Os inspetores da ONU ainda estavam na cidade, procurando as armas de destruição em massa, nunca encontradas. Sattar é engenheiro civil.

Trabalhou em projetos de reconstrução de Bagdá depois da guerra do Golfo, a do Bush pai.

De início nos pareceu tímido e amedrontado.

Depois, ganhou confiança em nós.

Antes da ocupação americana, só havia um vôo charter, irregular, entre a Jordânia e o Iraque.

Por questões de segurança, todos preferiam fazer a viagem de automóvel.

Dez horas na ida, dez horas na volta. Sattar fazia o trajeto duas ou três vezes por semana.

Sattar viajava até Amã, a bela capital jordaniana, em busca de jornalistas, ativistas pela paz, delegações estrangeiras.

Pagava todas as propinas necessárias para azeitar a burocracia iraquiana na travessia da fronteira.

O motorista é um muçulmano devoto.

A caminho de Bagdá, enquanto eu e o cinegrafista Sherman Costa almoçávamos, pediu licença educadamente, apanhou um tapete no carro e foi para um canto do restaurante.

Ajoelhou-se para orar em direção a Meca.

A guerra já era tida como certa.

Sattar nos contou dos planos que a família dele fizera: iriam todos para uma fazenda, no interior, esperar pela invasão americana.

Na fazenda, o pessoal do Sattar já tinha estocado o essencial: comida, combustível para um gerador, baterias para ouvir as notícias pelo rádio.

Foto arquivo pessoal

A viagem Amã-Bagdá-Amã foi feita num 4×4.

Mas na capital iraquiana usamos o carro acima para perseguir os inspetores da ONU, enquanto as equipes das redes americanas voavam em jipes importados.

Durante a viagem, contei ao Sattar que tinha ouvido a notícia de que os americanos pretendiam iniciar o ataque a Bagdá com uma bateria de milhares de mísseis.

Sattar fechou os olhos e respirou fundo, como se tivesse tomado um tiro no coração.

Semanas depois, a informação que dei a Sattar se confirmou.

Foi a operação Choque e Espanto, do Pentágono. Deixamos o Iraque antes da invasão americana.

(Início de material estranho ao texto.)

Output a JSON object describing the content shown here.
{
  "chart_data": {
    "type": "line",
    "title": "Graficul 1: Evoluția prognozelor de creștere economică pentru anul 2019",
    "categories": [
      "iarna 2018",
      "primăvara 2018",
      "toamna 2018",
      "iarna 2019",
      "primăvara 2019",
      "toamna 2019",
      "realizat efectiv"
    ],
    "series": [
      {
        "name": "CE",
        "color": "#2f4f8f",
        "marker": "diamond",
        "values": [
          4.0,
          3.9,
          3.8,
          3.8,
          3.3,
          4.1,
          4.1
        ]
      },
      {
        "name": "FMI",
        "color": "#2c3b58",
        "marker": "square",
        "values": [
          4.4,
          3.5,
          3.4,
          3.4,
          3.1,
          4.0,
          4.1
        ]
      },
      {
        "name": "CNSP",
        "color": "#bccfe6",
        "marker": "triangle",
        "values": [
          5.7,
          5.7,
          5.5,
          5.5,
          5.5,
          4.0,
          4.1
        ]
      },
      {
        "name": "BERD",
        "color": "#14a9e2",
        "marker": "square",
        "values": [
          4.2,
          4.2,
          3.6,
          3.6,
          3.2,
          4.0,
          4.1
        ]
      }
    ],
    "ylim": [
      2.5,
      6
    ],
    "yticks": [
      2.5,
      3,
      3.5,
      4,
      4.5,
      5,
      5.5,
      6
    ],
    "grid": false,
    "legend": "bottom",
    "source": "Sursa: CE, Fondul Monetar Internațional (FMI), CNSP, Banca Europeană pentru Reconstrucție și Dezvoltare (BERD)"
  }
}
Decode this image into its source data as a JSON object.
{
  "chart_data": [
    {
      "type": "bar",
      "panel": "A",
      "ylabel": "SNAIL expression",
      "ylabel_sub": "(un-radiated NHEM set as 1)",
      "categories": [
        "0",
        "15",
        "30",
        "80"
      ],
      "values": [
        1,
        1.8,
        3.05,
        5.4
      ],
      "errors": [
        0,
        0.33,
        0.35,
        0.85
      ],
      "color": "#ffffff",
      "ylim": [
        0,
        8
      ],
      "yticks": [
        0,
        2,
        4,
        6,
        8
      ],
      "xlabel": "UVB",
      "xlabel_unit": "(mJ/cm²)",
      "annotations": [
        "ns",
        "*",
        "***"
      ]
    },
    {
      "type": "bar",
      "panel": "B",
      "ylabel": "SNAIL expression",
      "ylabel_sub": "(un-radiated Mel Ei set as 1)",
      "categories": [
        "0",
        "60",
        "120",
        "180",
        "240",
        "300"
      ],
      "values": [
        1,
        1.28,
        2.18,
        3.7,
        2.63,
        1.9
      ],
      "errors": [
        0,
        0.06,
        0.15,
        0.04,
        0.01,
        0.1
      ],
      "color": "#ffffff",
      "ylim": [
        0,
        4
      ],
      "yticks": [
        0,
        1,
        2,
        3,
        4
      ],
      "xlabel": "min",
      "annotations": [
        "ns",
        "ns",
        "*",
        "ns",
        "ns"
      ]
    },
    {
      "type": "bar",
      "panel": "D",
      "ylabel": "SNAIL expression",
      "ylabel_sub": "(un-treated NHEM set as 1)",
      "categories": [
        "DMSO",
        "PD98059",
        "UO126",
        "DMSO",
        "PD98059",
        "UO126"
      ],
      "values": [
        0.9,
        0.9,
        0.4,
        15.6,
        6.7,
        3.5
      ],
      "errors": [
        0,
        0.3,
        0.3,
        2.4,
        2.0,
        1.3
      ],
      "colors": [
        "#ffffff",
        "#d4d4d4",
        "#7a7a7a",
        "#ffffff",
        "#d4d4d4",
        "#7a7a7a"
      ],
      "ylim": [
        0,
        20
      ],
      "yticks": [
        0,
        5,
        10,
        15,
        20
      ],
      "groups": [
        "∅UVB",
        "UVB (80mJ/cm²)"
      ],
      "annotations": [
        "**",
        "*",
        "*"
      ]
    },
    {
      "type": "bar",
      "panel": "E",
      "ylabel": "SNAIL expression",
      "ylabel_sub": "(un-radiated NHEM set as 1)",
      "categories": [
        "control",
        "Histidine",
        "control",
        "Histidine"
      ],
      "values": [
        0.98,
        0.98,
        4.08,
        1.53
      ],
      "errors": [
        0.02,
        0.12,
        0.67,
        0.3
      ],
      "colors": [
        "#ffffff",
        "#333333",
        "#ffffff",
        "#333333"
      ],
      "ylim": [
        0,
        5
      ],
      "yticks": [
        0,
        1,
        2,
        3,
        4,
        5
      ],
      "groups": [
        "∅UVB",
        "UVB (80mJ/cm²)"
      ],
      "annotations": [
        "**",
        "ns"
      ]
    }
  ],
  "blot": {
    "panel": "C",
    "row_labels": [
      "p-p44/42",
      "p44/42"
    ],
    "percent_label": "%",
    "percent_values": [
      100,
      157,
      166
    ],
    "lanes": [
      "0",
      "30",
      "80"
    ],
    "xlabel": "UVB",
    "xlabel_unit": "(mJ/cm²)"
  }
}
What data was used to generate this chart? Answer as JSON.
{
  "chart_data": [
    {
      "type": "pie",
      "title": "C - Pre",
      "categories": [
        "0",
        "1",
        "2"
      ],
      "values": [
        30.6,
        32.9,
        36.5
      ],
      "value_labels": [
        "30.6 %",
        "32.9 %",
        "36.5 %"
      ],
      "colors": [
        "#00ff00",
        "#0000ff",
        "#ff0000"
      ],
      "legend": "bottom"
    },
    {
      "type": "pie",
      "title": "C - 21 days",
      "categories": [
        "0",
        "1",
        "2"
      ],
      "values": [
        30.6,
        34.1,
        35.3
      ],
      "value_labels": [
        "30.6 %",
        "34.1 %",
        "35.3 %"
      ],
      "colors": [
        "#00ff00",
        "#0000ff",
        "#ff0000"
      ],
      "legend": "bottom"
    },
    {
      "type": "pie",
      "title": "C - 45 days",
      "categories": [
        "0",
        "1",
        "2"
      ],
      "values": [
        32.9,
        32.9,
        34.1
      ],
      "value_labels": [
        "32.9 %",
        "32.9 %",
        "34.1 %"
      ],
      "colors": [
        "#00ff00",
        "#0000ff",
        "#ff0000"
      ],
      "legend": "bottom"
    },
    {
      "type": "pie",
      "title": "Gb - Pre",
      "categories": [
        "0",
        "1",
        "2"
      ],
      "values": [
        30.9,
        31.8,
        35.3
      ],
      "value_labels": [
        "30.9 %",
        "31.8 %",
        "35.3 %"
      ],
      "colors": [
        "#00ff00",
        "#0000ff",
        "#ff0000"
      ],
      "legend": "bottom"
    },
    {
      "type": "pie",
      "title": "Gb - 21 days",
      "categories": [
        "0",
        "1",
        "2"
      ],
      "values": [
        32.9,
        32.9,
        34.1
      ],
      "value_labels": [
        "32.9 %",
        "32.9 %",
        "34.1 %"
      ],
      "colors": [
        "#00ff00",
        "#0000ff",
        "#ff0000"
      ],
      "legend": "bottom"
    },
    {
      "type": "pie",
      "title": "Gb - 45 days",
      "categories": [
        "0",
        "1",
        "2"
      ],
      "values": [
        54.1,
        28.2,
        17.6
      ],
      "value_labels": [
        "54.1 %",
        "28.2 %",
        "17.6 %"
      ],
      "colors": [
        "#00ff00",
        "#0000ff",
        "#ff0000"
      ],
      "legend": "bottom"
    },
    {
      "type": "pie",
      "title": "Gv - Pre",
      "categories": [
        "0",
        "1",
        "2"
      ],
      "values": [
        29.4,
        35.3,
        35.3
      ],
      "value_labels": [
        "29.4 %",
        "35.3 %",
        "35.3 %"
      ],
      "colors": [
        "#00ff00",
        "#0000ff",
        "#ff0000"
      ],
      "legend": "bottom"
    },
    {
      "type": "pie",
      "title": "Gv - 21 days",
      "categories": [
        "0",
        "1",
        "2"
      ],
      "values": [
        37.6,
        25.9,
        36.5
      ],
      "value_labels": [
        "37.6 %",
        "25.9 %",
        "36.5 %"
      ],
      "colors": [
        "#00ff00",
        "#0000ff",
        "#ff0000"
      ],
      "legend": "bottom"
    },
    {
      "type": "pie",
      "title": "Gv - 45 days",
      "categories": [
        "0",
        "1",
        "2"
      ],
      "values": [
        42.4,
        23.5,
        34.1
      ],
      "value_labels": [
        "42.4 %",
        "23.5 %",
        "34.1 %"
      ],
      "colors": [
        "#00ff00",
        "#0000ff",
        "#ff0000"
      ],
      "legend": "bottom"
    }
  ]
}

Quando nos levava de volta a Amã, Sattar não se importou quando decidimos fazer gravações em lugares onde era proibido filmar.

O espião destacado pelo governo de Saddam Hussein, que nos acompanhou durante os dez dias em Bagdá, já não estava conosco. Sattar não corria mais o risco de ser delatado.

Pelo que disse, estava dividido sobre a guerra: Saddam havia destruído o país, mas os americanos não tinham nada que ocupar o Iraque.

E aí, Sattar, o que você acha que vai acontecer aqui? “Tenho medo de que isso aqui se transforme numa Palestina”, respondeu.

Acertou na mosca. O último levantamento do site BodyCount, que conta o número de civis mortos no Iraque baseado em notícias publicadas pela imprensa, revela números impressionantes.

No dia 20 de março de 2006, a invasão americana do Iraque completou três anos.

Até então, segundo o BodyCount, foram ao menos 28.637 civis mortos.